Difendendo il diritto alla difesa dei valori comuni anche con l'uso della forza, Obama non cade nella trappola di essere associato alle controverse dottrine del suo predecessore George W. Bush.

"Tutti i paesi, forti o deboli, devono aderire a standard precisi che governano l'uso della forza. E l'America non può chiedere agli altri di seguire le regole se non le seguiamo noi stessi.
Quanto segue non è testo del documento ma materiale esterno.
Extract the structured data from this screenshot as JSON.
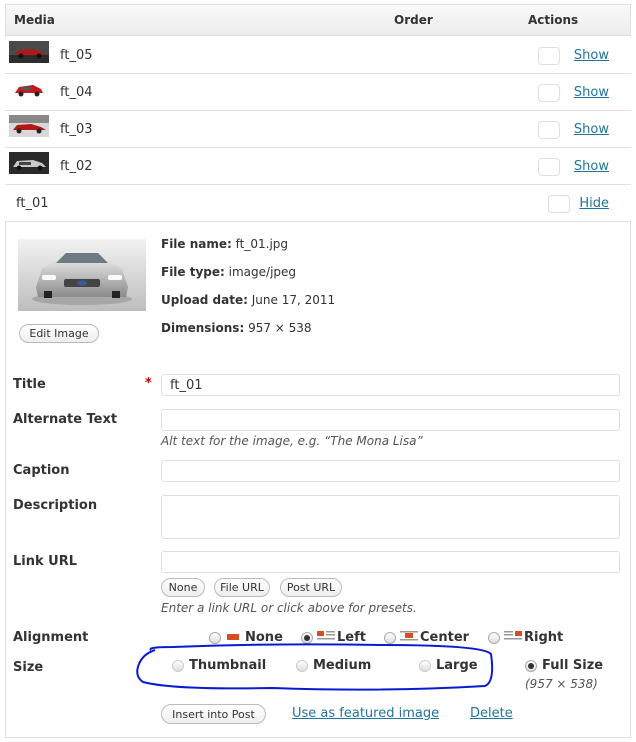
{
  "table": {
    "headers": {
      "media": "Media",
      "order": "Order",
      "actions": "Actions"
    },
    "rows": [
      {
        "title": "ft_05",
        "action": "Show"
      },
      {
        "title": "ft_04",
        "action": "Show"
      },
      {
        "title": "ft_03",
        "action": "Show"
      },
      {
        "title": "ft_02",
        "action": "Show"
      },
      {
        "title": "ft_01",
        "action": "Hide"
      }
    ]
  },
  "details": {
    "file_name_label": "File name:",
    "file_name": "ft_01.jpg",
    "file_type_label": "File type:",
    "file_type": "image/jpeg",
    "upload_date_label": "Upload date:",
    "upload_date": "June 17, 2011",
    "dimensions_label": "Dimensions:",
    "dimensions": "957 × 538",
    "edit_image": "Edit Image"
  },
  "form": {
    "title_label": "Title",
    "required_mark": "*",
    "title_value": "ft_01",
    "alt_label": "Alternate Text",
    "alt_help": "Alt text for the image, e.g. “The Mona Lisa”",
    "caption_label": "Caption",
    "description_label": "Description",
    "link_label": "Link URL",
    "link_buttons": [
      "None",
      "File URL",
      "Post URL"
    ],
    "link_help": "Enter a link URL or click above for presets.",
    "alignment_label": "Alignment",
    "alignment_options": [
      "None",
      "Left",
      "Center",
      "Right"
    ],
    "alignment_selected": "Left",
    "size_label": "Size",
    "size_options": [
      "Thumbnail",
      "Medium",
      "Large",
      "Full Size"
    ],
    "size_selected": "Full Size",
    "full_size_dims": "(957 × 538)",
    "insert_button": "Insert into Post",
    "featured_link": "Use as featured image",
    "delete_link": "Delete"
  },
  "colors": {
    "link": "#21759b",
    "required": "#cc0000",
    "annotation": "#0a1ad0"
  }
}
Altrimenti le nostre azioni risulteranno arbitrarie e in futuro non più giustificabili".

Insomma, Obama impegna la sua America a diventare "faro" negli standard di queste operazioni: "E' quello che ci distingue da coloro cui facciamo la guerra, la fonte della nostra forza.

Per questo ho proibito la tortura e chiesto la chiusura del carcere di Guantanamo", dice tra gli applausi. E declina in tutt'altro tono la retorica bellica di Bush post-11 settembre:
"La guerra non è mai gloriosa".

Il discorso del Presidente Obama conforta noi italiani soggiogati da una classe politica arrogante che non sa governare i cittadini e sciorina senza pudore i panni sporchi nelle piazze europee.

Senz'altro saprà contenere la balzante mania persecutoria di Silvio Berlusconi che esporta in Europa la polemica personale contro i giudici italiani accusati di voler sovvertire con i processi nei suoi confronti il voto popolare e solleva un nuovo scontro istituzionale con il presidente della Repubblica e il presidente della Camera.

L'occasione per un nuovo attacco ai pm e alla Corte costituzionale è stata data dal congresso del Partito popolare europeo a Bonn dedicato al tema dell'economia sociale.

Il Cavaliere, che con l'abrogazione del lodo Alfano deve essere sottoposto ad almeno due processi - uno sui diritti tv Mediaset per frode fiscale e falso in bilancio e l'altro per corruzione giudiziaria, per avere versato, secondo l'accusa, 600.000 dollari all'avvocato inglese David Mills affinché rendesse falsa testimonianza in due processi - sostiene di essere perseguitato dai giudici e, per dimostrarlo, ha detto oggi di essere stato coinvolto in "2.520 udienze".

Berlusconi, comunque, ha rassicurato i presenti che non sono sembrati per nulla preoccupati della sua dissertazione, dicendo di non preoccuparsi per gli attacchi che deve subire in patria perché lui è uno "con le palle".

Ps.: tutti i cittadini Italiani, anziani, uomini, donne e bambini, anche quelli che non l’hanno votato rispettano il ruolo istituzionale del Presidente del Consiglio e ancor più il Presidente della Repubblica, della Camera e la Corte Costituzionale in ossequio alla Costituzione della Repubblica Italiana e auspicano che anche il Presidente del Consiglio rispetti il Popolo!